Checking in with former GM Lordstown workers

It's been 3 years since 1,500 of Lordstown General Motor's remaining workers were forced to pick up and move or find a different job after the plant closed its doors.
Fast forward to 2022, the village now has the Ultium Cells Battery Plant and Foxconn as electric vehicles continue to pick up. 21 News checked in with GM workers who have had to relocate on what the future holds for them.
"Both of my grandparents worked in the steel mills," said Dave Green, a hot metal driver for GM in Bedford, Indiana. "My father worked at the Lordstown plant. I don't know if I'm going to move back and just stay there and retire."
Green also served as the UAW Local 1112 Union President.
Union President Dave Green picked up and moved to GM's Bedford, Indiana location in August of 2019. He told 21 News the union is still eying the arbitration regarding the contract language on the legality of shutting down the plant.
"I can't stress how frustrating this has been," Green said. "Our members are still waiting to find out if they're going to be made whole. They're trying to get a mutually satisfactory retirement."

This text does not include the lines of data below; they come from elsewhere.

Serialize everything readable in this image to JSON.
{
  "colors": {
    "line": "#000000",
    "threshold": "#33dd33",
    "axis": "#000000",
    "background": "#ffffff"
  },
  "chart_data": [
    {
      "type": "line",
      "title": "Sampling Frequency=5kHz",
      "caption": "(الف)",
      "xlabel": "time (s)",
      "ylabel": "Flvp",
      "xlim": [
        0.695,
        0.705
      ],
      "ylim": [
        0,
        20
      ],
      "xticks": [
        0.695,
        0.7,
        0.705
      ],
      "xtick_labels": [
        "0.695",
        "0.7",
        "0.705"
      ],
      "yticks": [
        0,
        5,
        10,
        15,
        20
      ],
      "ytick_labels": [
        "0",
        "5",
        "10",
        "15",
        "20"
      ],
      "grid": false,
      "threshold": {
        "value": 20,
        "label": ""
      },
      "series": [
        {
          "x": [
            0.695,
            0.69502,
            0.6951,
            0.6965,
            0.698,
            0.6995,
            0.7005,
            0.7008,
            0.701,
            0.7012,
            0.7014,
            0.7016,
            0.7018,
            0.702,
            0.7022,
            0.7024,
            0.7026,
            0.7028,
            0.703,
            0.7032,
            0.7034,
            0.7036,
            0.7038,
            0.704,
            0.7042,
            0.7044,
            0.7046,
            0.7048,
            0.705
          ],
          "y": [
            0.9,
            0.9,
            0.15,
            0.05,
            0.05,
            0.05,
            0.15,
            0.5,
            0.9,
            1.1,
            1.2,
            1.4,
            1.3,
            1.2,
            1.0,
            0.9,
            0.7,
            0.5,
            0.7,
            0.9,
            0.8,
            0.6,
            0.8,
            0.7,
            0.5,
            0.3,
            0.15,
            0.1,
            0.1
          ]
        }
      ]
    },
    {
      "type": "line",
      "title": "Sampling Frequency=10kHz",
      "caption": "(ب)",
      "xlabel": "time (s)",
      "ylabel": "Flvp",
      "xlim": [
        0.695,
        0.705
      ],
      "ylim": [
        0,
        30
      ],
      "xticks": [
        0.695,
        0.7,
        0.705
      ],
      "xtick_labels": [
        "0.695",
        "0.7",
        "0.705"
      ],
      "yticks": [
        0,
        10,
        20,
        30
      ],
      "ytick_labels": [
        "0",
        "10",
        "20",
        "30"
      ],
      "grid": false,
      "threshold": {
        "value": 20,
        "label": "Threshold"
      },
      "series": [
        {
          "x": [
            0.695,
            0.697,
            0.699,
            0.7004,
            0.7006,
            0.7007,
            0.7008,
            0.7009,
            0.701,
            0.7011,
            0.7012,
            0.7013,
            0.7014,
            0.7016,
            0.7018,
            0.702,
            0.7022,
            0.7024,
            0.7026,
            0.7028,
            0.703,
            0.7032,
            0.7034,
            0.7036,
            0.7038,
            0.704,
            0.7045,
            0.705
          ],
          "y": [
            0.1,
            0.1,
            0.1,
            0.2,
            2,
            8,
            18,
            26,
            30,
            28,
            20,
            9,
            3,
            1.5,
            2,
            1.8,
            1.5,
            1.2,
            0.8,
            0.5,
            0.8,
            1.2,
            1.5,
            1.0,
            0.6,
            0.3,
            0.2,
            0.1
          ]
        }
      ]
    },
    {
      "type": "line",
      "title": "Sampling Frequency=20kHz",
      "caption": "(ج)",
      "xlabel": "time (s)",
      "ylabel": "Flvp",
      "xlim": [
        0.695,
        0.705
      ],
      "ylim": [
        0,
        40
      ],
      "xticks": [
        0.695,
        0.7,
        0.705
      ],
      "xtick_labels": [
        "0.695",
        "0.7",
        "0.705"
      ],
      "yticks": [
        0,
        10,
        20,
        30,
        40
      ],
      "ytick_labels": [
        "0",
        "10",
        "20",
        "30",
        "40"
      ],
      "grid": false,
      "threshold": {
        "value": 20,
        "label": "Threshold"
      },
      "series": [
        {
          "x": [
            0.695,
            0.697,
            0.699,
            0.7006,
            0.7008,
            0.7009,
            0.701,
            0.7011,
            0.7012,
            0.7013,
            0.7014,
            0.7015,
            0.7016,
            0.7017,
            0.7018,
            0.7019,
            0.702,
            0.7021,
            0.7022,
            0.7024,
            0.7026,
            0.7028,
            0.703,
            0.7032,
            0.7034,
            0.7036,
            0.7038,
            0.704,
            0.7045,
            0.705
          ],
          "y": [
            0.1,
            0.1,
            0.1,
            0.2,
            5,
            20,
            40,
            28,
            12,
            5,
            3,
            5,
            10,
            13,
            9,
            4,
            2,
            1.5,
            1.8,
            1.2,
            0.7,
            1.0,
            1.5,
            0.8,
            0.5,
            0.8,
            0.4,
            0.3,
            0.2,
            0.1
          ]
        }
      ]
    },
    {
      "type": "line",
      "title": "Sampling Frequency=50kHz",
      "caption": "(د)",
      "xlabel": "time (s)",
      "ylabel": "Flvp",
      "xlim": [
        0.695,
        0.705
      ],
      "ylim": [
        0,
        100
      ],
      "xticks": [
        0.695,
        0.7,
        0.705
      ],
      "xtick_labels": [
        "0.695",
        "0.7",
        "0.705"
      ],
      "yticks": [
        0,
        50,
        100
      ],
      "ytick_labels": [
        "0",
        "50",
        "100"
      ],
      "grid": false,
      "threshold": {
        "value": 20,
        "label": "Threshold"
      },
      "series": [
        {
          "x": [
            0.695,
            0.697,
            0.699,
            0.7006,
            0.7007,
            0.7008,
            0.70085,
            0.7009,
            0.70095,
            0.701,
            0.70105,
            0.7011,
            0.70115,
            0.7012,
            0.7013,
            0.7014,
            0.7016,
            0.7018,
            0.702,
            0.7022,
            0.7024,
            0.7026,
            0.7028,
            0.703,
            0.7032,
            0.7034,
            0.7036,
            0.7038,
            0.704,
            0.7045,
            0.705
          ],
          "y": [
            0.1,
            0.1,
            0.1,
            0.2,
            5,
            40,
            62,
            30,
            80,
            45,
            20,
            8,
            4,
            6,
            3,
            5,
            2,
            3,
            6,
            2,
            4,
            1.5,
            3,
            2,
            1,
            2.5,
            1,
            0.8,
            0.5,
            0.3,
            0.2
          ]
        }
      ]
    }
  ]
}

Green said the union has gone through arbitration in regards to the language that wouldn't be agreed upon involving the "allocating" wording.
"All of these people who have been displaced are still sitting out there trying to find out if they're eligible for the MSR or if they can move closer to home," Green said.
Former Lordstown GM workers still pay close attention to the future of Lordstown Motors and the Ultium cells battery plant. Green told 21 News the electric vehicle future will offer much fewer jobs but he is hoping Ultium Cells workers unionize.
"The EVs themselves have fewer parts and will require fewer people to build," Green said. "On top of that, corporations like GM have outsourced a lot of work that people are doing. One example of that is the battery plant in Lordstown. It's split with a foreign-owned, non-union company. The UAW workers are not able to transfer to those locations."
George Farris now works in Fort Wayne, Indiana, and told 21 News Thursday that he doesn't have high hopes for Foxconn and couldn't see Lordstown Motors creating a successful truck.
"When it comes to Foxconn, I think all these CEOs they keep going through are going to make a lot of money and that's about it," Farris said. "Talking Lordstown Motors, if they even produce a vehicle to sell, it will be in a car museum 75 years from now that never came up with anything."
"All I see is pictures of it and no production models," Farris went on to say. "Working in a truck plant, it is hard to make a profit off of vehicles."
Farris said he wouldn't say no to moving back to the Valley eventually but the pay is the catch.
"No one has pizza like Youngstown," Farris said jokingly, "If the job was the same as this, yes I would 100% move back to Youngstown. I don't think that is a possibility in the near future."
On Friday, Ohio U.S. Senator Sherrod Brown will join leaders from General Motors to announce a new investment at a transmission plant in Toledo. The plant would support battery electric vehicle production, making it the first GM propulsion plant to receive an allocation of funds for electric vehicles. The Toledo plant currently has about 17 hundred employees.
"Absolutely, 100% we are going electric," Farris said. "I don't believe in the ambitious timetable. It'll take longer than what everyone is talking about."